Мои сочинения, недавно еще бесцветные и посредственные, превратились в более или менее удачные подражания великолепным гениям, творчество которых покорило меня. Я был то Виктором Гюго, стоящим на берегу своего разбушевавшегося океана, то Ламартином, спустившим ноги в воды своего озера. Небесная музыка нисходила на меня по ночам. Мои литературные увлечения разделили полдюжины товарищей по классу. Мы образовали группу любителей изящной словесности, высокопарно названную «Академия» (уже!), и решили издавать газетку под названием «Хаос» для школьного и семейного чтения. Шесть номеров газеты смогли выйти благодаря финансовой поддержке самых щедрых из родителей учеников. Я, конечно, не просил помощи у папы, который был в крайне затруднительном положении, однако никто из «академиков» не сердился на меня за это невольное неучастие. Я регулярно поставлял в «Хаос» материалы. Из-под моего пера выходили то иронические, то пессимистические стихи – я только что открыл символистов. И, меняя модели, писал под Верлена, под Рембо. Как и они, я мечтал стать «проклятым поэтом». Но в то время был лишь самым заурядным лицеистом, и совсем не проклятым, разрывавшимся между сознанием своей беспросветной серости и пониманием того, что не имел права жаловаться, так как мог спать в тепле и есть, когда был голоден.

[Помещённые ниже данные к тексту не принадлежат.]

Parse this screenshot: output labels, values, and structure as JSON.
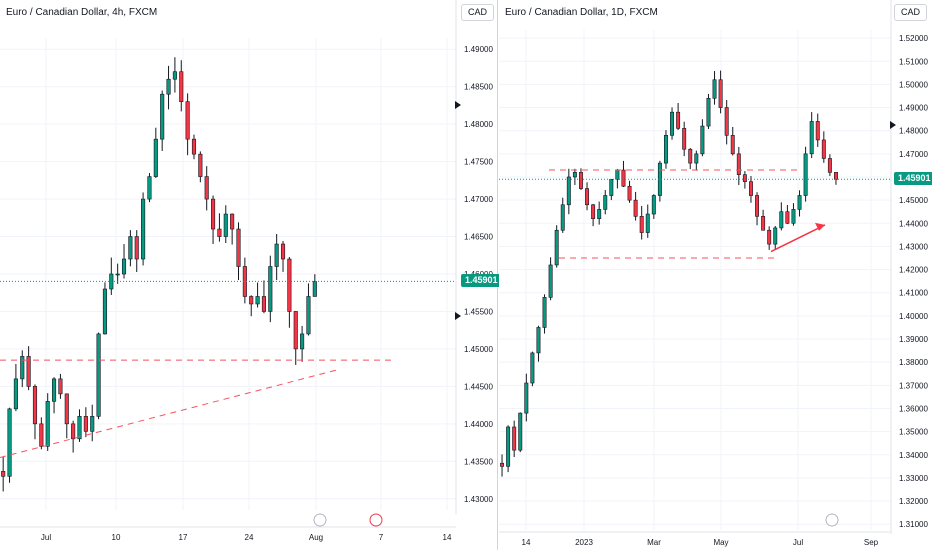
{
  "colors": {
    "up": "#089981",
    "down": "#f23645",
    "candle": "#131722",
    "grid": "#f0f3fa",
    "dashed_level": "#f7525f",
    "arrow": "#f23645",
    "last_price_bg": "#089981",
    "last_price_line": "#089981",
    "axis_text": "#131722"
  },
  "chart_data": [
    {
      "type": "candlestick",
      "title": "Euro / Canadian Dollar, 4h, FXCM",
      "currency_button": "CAD",
      "last_price_label": "1.45901",
      "last_price": 1.45901,
      "y_ticks": [
        1.49,
        1.485,
        1.48,
        1.475,
        1.47,
        1.465,
        1.46,
        1.455,
        1.45,
        1.445,
        1.44,
        1.435,
        1.43
      ],
      "y_tick_labels": [
        "1.49000",
        "1.48500",
        "1.48000",
        "1.47500",
        "1.47000",
        "1.46500",
        "1.46000",
        "1.45500",
        "1.45000",
        "1.44500",
        "1.44000",
        "1.43500",
        "1.43000"
      ],
      "ylim": [
        1.4285,
        1.4915
      ],
      "x_ticks": [
        "Jul",
        "10",
        "17",
        "24",
        "Aug",
        "7",
        "14"
      ],
      "annotations": {
        "horizontal_dashed": 1.4485,
        "trendline_note": "rising dashed trendline from early July lows"
      },
      "series_close_path": [
        1.433,
        1.442,
        1.446,
        1.449,
        1.445,
        1.44,
        1.437,
        1.443,
        1.446,
        1.444,
        1.44,
        1.438,
        1.441,
        1.439,
        1.441,
        1.452,
        1.458,
        1.46,
        1.46,
        1.462,
        1.465,
        1.462,
        1.47,
        1.473,
        1.478,
        1.484,
        1.486,
        1.487,
        1.483,
        1.478,
        1.476,
        1.473,
        1.47,
        1.466,
        1.465,
        1.468,
        1.466,
        1.461,
        1.457,
        1.456,
        1.457,
        1.455,
        1.461,
        1.464,
        1.462,
        1.455,
        1.45,
        1.452,
        1.457,
        1.459
      ]
    },
    {
      "type": "candlestick",
      "title": "Euro / Canadian Dollar, 1D, FXCM",
      "currency_button": "CAD",
      "last_price_label": "1.45901",
      "last_price": 1.45901,
      "y_ticks": [
        1.52,
        1.51,
        1.5,
        1.49,
        1.48,
        1.47,
        1.46,
        1.45,
        1.44,
        1.43,
        1.42,
        1.41,
        1.4,
        1.39,
        1.38,
        1.37,
        1.36,
        1.35,
        1.34,
        1.33,
        1.32,
        1.31
      ],
      "y_tick_labels": [
        "1.52000",
        "1.51000",
        "1.50000",
        "1.49000",
        "1.48000",
        "1.47000",
        "",
        "1.45000",
        "1.44000",
        "1.43000",
        "1.42000",
        "1.41000",
        "1.40000",
        "1.39000",
        "1.38000",
        "1.37000",
        "1.36000",
        "1.35000",
        "1.34000",
        "1.33000",
        "1.32000",
        "1.31000"
      ],
      "ylim": [
        1.3075,
        1.5235
      ],
      "x_ticks": [
        "14",
        "2023",
        "Mar",
        "May",
        "Jul",
        "Sep"
      ],
      "annotations": {
        "horizontal_dashed_levels": [
          1.463,
          1.425
        ],
        "arrow": "rising red arrow from late May lows"
      },
      "series_close_path": [
        1.335,
        1.352,
        1.342,
        1.358,
        1.371,
        1.384,
        1.395,
        1.408,
        1.422,
        1.437,
        1.448,
        1.46,
        1.462,
        1.455,
        1.448,
        1.442,
        1.446,
        1.452,
        1.459,
        1.463,
        1.456,
        1.45,
        1.443,
        1.436,
        1.444,
        1.452,
        1.466,
        1.478,
        1.488,
        1.481,
        1.472,
        1.466,
        1.47,
        1.482,
        1.494,
        1.502,
        1.49,
        1.478,
        1.47,
        1.461,
        1.458,
        1.452,
        1.443,
        1.437,
        1.431,
        1.438,
        1.445,
        1.44,
        1.446,
        1.452,
        1.47,
        1.484,
        1.476,
        1.468,
        1.462,
        1.459
      ]
    }
  ]
}
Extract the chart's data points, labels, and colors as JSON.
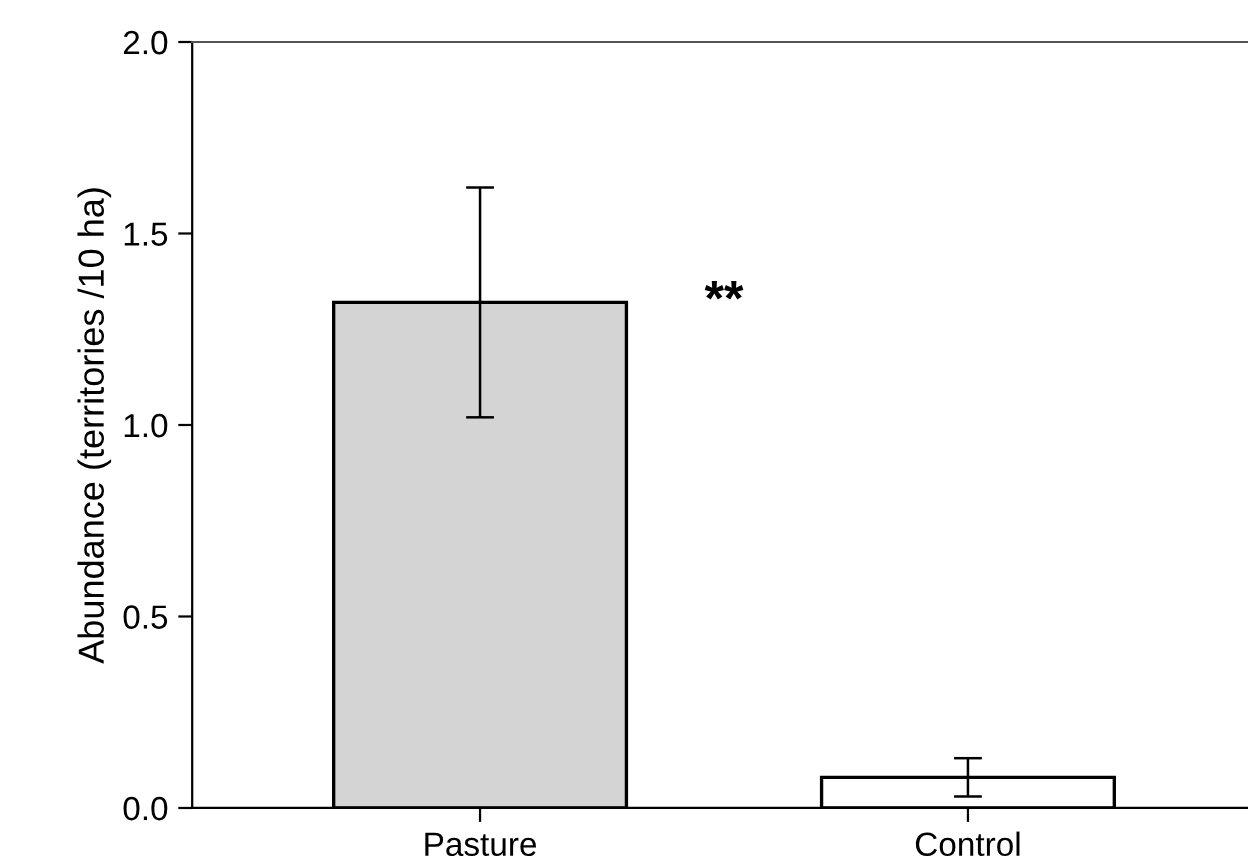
{
  "chart_data": {
    "type": "bar",
    "ylabel": "Abundance (territories /10 ha)",
    "categories": [
      "Pasture",
      "Control"
    ],
    "values": [
      1.32,
      0.08
    ],
    "errors": [
      0.3,
      0.05
    ],
    "colors": [
      "#d3d4d3",
      "#ffffff"
    ],
    "ylim": [
      0,
      2.0
    ],
    "yticks": [
      {
        "value": 0,
        "label": "0.0"
      },
      {
        "value": 0.5,
        "label": "0.5"
      },
      {
        "value": 1.0,
        "label": "1.0"
      },
      {
        "value": 1.5,
        "label": "1.5"
      },
      {
        "value": 2.0,
        "label": "2.0"
      }
    ],
    "grid": false,
    "annotations": [
      "**"
    ]
  }
}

Лишь переход в философский класс заставил меня вернуться к прозе.

Начиная с этого времени, Декарт, Кант, Лейбниц, Шопенгауэр, Бергсон столкнулись в моем возбужденном уме с великими русскими и французскими романистами. Они прошли друг за другом за предшествовавшими им поэтами. Я очень быстро догадался, что сбился с пути, пытаясь уподобиться последним, и что должен был для того, чтобы остаться верным своему призванию, стать в лагерь прозаиков. Довольно долго еще я с удивлением черкал элегические стихи на полях моих рукописей в прозе. Потом подчинился неизбежному.

Главные события моей жизни в это время преобразований и открытий были успокаивающе банальны. Школьные успехи, мимолетные увлечения, потеря невинности, чтение без разбора, обретение – столь же нежданное, сколь недолговечное – друзей, успешное получение двух бакалаврских степеней, поступление на факультет права в Париже…

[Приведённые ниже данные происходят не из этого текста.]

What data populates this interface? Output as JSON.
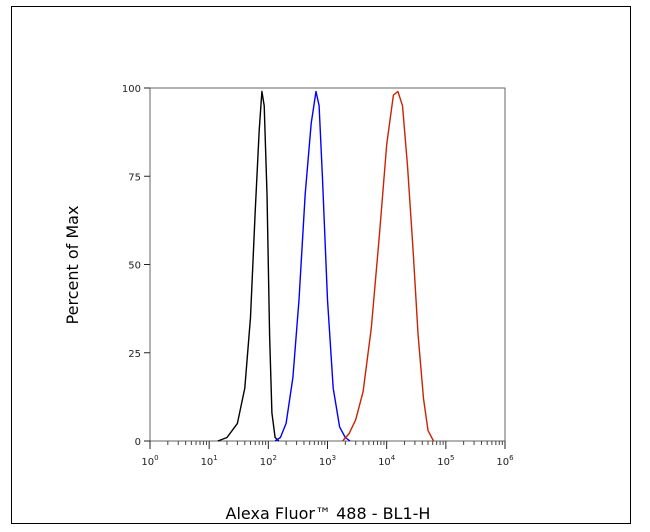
{
  "chart_data": {
    "type": "line",
    "xlabel": "Alexa Fluor™ 488 - BL1-H",
    "ylabel": "Percent of Max",
    "x_scale": "log",
    "xlim": [
      1,
      1000000
    ],
    "ylim": [
      0,
      100
    ],
    "x_ticks": [
      {
        "value": 1,
        "base": "10",
        "exp": "0"
      },
      {
        "value": 10,
        "base": "10",
        "exp": "1"
      },
      {
        "value": 100,
        "base": "10",
        "exp": "2"
      },
      {
        "value": 1000,
        "base": "10",
        "exp": "3"
      },
      {
        "value": 10000,
        "base": "10",
        "exp": "4"
      },
      {
        "value": 100000,
        "base": "10",
        "exp": "5"
      },
      {
        "value": 1000000,
        "base": "10",
        "exp": "6"
      }
    ],
    "y_ticks": [
      "0",
      "25",
      "50",
      "75",
      "100"
    ],
    "grid": false,
    "legend": "none",
    "series": [
      {
        "color": "#000000",
        "points": [
          [
            14,
            0
          ],
          [
            20,
            1
          ],
          [
            30,
            5
          ],
          [
            40,
            15
          ],
          [
            50,
            35
          ],
          [
            60,
            65
          ],
          [
            70,
            88
          ],
          [
            78,
            99
          ],
          [
            85,
            95
          ],
          [
            95,
            70
          ],
          [
            105,
            30
          ],
          [
            115,
            8
          ],
          [
            130,
            1
          ],
          [
            150,
            0
          ]
        ]
      },
      {
        "color": "#0000ff",
        "points": [
          [
            130,
            0
          ],
          [
            160,
            1
          ],
          [
            200,
            5
          ],
          [
            260,
            18
          ],
          [
            330,
            40
          ],
          [
            420,
            70
          ],
          [
            530,
            90
          ],
          [
            640,
            99
          ],
          [
            720,
            95
          ],
          [
            820,
            75
          ],
          [
            1000,
            40
          ],
          [
            1250,
            15
          ],
          [
            1600,
            4
          ],
          [
            2000,
            1
          ],
          [
            2400,
            0
          ]
        ]
      },
      {
        "color": "#cc2200",
        "points": [
          [
            1800,
            0
          ],
          [
            2300,
            2
          ],
          [
            3000,
            6
          ],
          [
            4000,
            14
          ],
          [
            5500,
            32
          ],
          [
            7500,
            58
          ],
          [
            10000,
            84
          ],
          [
            13000,
            98
          ],
          [
            15500,
            99
          ],
          [
            18500,
            95
          ],
          [
            22500,
            78
          ],
          [
            28000,
            54
          ],
          [
            34000,
            30
          ],
          [
            42000,
            12
          ],
          [
            50000,
            3
          ],
          [
            62000,
            0
          ]
        ]
      }
    ]
  }
}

Рутина жизни послушного студента, который не доставляет слишком много хлопот своим родителям. Брат тоже, вооруженный дипломами, только что «отхватил» по окончании Высшей школы электричества должность инженера в одной фирме по установке телефонной аппаратуры. Он приносил домой деньги, что позволяло папе, который – будучи все еще в отчаянном положении – постоянно жил в долг, немного рассчитаться с платежами.

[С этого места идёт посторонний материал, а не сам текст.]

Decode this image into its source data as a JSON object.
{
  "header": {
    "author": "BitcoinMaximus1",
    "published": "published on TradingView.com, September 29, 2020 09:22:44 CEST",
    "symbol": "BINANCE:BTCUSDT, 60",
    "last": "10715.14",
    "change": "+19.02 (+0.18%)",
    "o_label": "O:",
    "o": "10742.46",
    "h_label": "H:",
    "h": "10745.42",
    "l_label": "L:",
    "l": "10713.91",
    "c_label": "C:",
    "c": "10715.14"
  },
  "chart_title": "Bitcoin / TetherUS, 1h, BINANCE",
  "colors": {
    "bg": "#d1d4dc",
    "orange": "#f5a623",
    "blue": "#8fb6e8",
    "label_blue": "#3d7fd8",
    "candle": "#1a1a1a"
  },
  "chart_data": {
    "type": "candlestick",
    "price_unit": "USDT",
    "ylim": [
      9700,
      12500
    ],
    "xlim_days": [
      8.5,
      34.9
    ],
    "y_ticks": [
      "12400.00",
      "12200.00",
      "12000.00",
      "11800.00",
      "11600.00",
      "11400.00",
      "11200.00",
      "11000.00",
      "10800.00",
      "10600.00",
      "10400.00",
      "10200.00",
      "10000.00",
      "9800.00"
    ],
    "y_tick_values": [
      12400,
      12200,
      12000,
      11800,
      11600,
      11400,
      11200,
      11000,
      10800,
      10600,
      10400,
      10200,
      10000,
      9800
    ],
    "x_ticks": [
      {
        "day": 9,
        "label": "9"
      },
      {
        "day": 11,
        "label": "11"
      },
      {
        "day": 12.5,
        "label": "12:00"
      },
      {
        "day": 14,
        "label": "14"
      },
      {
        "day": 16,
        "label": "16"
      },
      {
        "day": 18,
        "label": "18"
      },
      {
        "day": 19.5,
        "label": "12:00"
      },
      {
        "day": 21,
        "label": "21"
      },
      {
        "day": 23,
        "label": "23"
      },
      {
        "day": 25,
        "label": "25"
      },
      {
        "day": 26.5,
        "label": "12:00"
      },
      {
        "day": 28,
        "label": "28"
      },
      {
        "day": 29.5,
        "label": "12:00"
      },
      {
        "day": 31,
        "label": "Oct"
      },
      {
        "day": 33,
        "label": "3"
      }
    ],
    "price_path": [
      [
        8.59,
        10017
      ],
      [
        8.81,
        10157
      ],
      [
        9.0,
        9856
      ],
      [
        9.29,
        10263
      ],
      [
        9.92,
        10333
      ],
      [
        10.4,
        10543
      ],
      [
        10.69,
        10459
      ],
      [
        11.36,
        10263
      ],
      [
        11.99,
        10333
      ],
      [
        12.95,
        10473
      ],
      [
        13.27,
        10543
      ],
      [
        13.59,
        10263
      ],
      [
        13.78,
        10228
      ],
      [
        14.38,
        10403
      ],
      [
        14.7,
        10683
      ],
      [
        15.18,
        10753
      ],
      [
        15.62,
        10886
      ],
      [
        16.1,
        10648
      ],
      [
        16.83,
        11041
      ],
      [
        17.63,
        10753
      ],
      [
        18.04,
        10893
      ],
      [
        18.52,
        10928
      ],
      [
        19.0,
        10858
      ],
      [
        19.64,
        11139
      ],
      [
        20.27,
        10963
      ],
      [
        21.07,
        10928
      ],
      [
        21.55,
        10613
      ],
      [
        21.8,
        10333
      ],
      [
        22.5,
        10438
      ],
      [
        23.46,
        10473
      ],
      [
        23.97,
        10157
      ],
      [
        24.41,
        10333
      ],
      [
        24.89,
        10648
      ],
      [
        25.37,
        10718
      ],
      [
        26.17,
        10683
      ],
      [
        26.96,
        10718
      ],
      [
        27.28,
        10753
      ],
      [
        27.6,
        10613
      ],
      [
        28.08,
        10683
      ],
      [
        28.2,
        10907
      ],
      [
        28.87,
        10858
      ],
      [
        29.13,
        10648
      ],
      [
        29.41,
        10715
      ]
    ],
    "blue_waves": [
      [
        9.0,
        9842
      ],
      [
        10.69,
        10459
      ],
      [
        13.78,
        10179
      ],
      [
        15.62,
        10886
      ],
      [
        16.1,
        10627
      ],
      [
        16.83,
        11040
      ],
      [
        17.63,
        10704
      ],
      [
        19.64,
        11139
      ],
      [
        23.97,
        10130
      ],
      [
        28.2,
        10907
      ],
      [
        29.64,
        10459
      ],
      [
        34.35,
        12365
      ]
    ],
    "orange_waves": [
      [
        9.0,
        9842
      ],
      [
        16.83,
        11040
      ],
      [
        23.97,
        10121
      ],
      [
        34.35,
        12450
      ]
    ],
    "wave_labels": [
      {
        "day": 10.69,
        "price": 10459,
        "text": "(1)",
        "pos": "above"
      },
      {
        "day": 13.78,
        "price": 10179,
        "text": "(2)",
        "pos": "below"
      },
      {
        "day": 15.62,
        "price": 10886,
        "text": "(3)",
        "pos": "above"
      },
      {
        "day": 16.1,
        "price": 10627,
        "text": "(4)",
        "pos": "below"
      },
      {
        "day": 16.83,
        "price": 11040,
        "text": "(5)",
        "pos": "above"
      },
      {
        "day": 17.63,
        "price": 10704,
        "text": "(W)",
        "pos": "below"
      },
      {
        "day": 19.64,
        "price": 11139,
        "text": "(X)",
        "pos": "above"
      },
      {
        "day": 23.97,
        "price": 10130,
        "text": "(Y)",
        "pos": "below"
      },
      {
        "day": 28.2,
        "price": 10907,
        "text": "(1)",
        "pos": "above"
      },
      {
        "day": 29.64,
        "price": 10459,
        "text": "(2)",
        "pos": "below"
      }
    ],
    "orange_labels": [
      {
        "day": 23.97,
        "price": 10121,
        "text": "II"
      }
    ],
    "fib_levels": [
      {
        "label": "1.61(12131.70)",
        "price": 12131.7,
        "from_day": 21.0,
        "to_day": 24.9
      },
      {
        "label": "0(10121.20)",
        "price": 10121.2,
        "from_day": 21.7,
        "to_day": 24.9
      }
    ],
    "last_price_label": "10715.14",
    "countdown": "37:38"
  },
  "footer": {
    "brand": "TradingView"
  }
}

Сестра, обосновавшаяся в США, где открыла школу классического танца, также пыталась нам помогать, посылая иногда свою лепту. Однако этого было недостаточно для того, чтобы обеспечить семье приличную жизнь. Продолжая учиться на факультете права, я стал подыскивать какую-нибудь более или менее хорошо оплачиваемую работу, которой мог бы заняться в свободное время. И наконец нашел подходящую, просматривая маленькие объявления в одной русской газете: предлагалось представлять во Франции какую-то фирму, производившую мастику и чистящие средства. Предприятие, которым руководил некий Олег Ростовский, гордо называлось «Московская пчела».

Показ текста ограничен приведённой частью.